Cases of ear disease caused by Otodectes benefit from treatment with selamectin, moxidectin or an isoxazoline.
If otitis media is present, systemic antibiotics or antifungals may be required.
However, the vast majority of ear cases can be treated with topical therapy alone.
Using topical agents in cases of otitis helps avoid use of systemic agents – particularly antibiotics – so is good for antibiotic stewardship. The ear is usually very accessible, and topical therapy can achieve high concentrations of medication, even overcoming resistance in some cases.
Main limiting factors are dogs with a lot of pain, that are aggressive or do not tolerate this way of medicating, and owners who are non-compliant. Non-compliance can be greatly reduced with thorough information about what the owner needs to do and why it needs to be done. Giving the pet carer a choice in what kind of treatment is appropriate and doable in that particular pet also helps increase compliance.
Building up a relationship of trust with the pet carer is very important. Many drops need to be given twice daily; however, products also exist that can be given once a day, once a week or one dose only. This obviously greatly increases compliance; however, long-acting ear gels are not suitable for every case.

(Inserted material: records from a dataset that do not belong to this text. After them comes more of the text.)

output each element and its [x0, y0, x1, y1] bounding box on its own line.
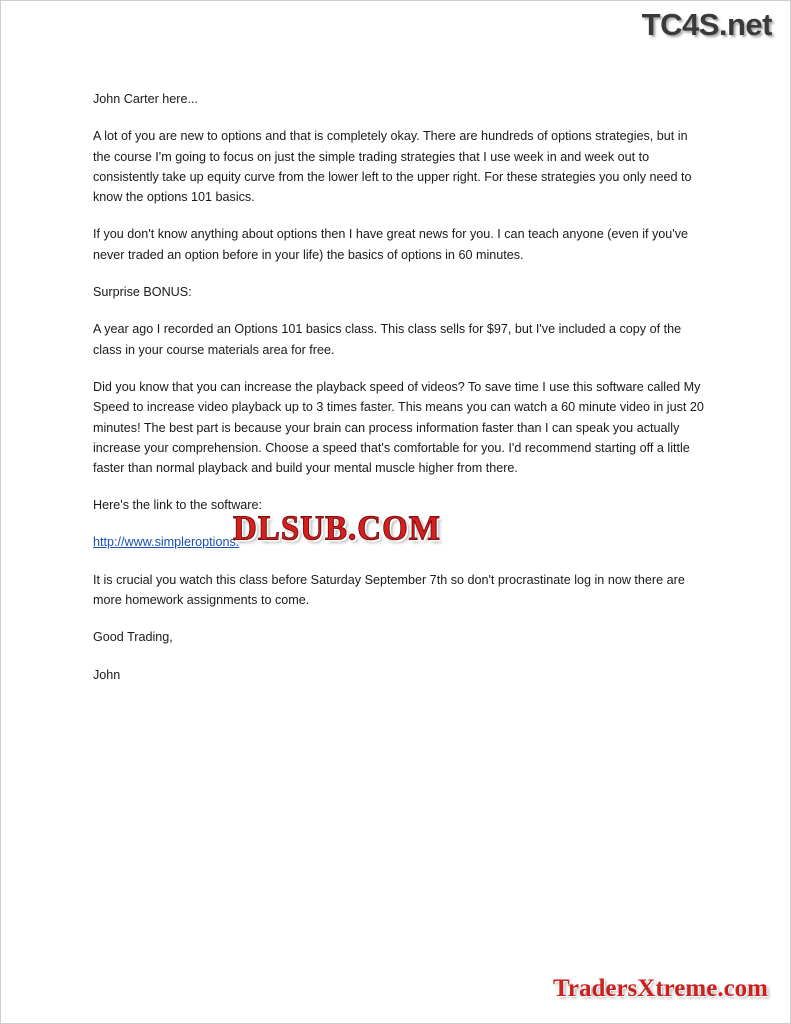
paragraph-greeting: John Carter here...	[93, 92, 198, 106]
paragraph-options-intro: A lot of you are new to options and that is completely okay. There are hundreds of options strategies, but in the course I'm going to focus on just the simple trading strategies that I use week in and week out to consistently take up equity curve from the lower left to the upper right. For these strategies you only need to know the options 101 basics.	[93, 129, 692, 205]
software-link-line	[93, 509, 705, 554]
software-link[interactable]: http://www.simpleroptions.	[93, 534, 240, 549]
dlsub-stamp-watermark: DLSUB.COM	[233, 509, 441, 548]
paragraph-signature: John	[93, 667, 121, 682]
paragraph-bonus-class: A year ago I recorded an Options 101 basics class. This class sells for $97, but I've included a copy of the class in your course materials area for free.	[93, 322, 682, 357]
paragraph-link-intro: Here's the link to the software:	[93, 498, 263, 513]
paragraph-signoff: Good Trading,	[93, 630, 173, 645]
bottom-right-watermark: TradersXtreme.com	[553, 975, 768, 1002]
paragraph-deadline: It is crucial you watch this class before Saturday September 7th so don't procrastinate log in now there are more homework assignments to come.	[93, 572, 685, 608]
paragraph-teach-anyone: If you don't know anything about options then I have great news for you. I can teach anyone (even if you've never traded an option before in your life) the basics of options in 60 minutes.	[93, 227, 688, 262]
top-right-watermark: TC4S.net	[641, 7, 772, 42]
document-body	[93, 89, 705, 702]
paragraph-playback-speed: Did you know that you can increase the playback speed of videos? To save time I use this software called My Speed to increase video playback up to 3 times faster. This means you can watch a 60 minute video in just 20 minutes! The best part is because your brain can process information faster than I can speak you actually increase your comprehension. Choose a speed that's comfortable for you. I'd recommend starting off a little faster than normal playback and build your mental muscle higher from there.	[93, 379, 704, 476]
paragraph-surprise-bonus: Surprise BONUS:	[93, 285, 192, 300]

If copious amounts of discharge are present this may reduce efficacy, despite cleaning prior to their use. Also, long-acting gels can find their way to the middle ear if the tympanic membrane is damaged, and can be difficult to remove from there, so can prove more harmful in such cases.
Certain types of infection do not usually respond well to the antibiotic in those gels. However, they are a good option for anxious pets and avoid the owner-pet bind from being disrupted by potentially painful treatments.
Most proprietary drops contain an antibiotic, a glucocorticoid and an antifungal component, and are polypharmacy. In many cases this is not needed.
Some cases benefit from long-term topical glucocorticoid administration alongside cleaning alone. The preparation should be chosen based on the organism involved, compliance and the clinical situation.
A multitude of cleaners are commercially available and they all have different properties. It is beyond the scope of this article to discuss all ingredients in detail. However, each cleaner is very good at dealing with a specific clinical situation and must be chosen carefully with the patient in mind.
The nature of the discharge in particular and the infectious agent present are important factors for the choice of cleaner.
It is important to perform regular check-up consultations to monitor success and avoid just treating reactively. The primary disease must be identified and treated if prevention of ear disease – rather than a continuous cycle of otitis-treatment-remission-otitis and so on – is desired.
Cytology should always be a part of the re-examination routine, as the nature of the infection may well change and medication that was useful a week before may no longer be appropriate.
Many cases require more involved testing – for example, elimination diets, environmental allergy testing, or, in some cases, advanced imaging.
A long-term cleaning plan is also useful as part of the management plan. Choosing the right ear cleaner for the current situation is important in this context.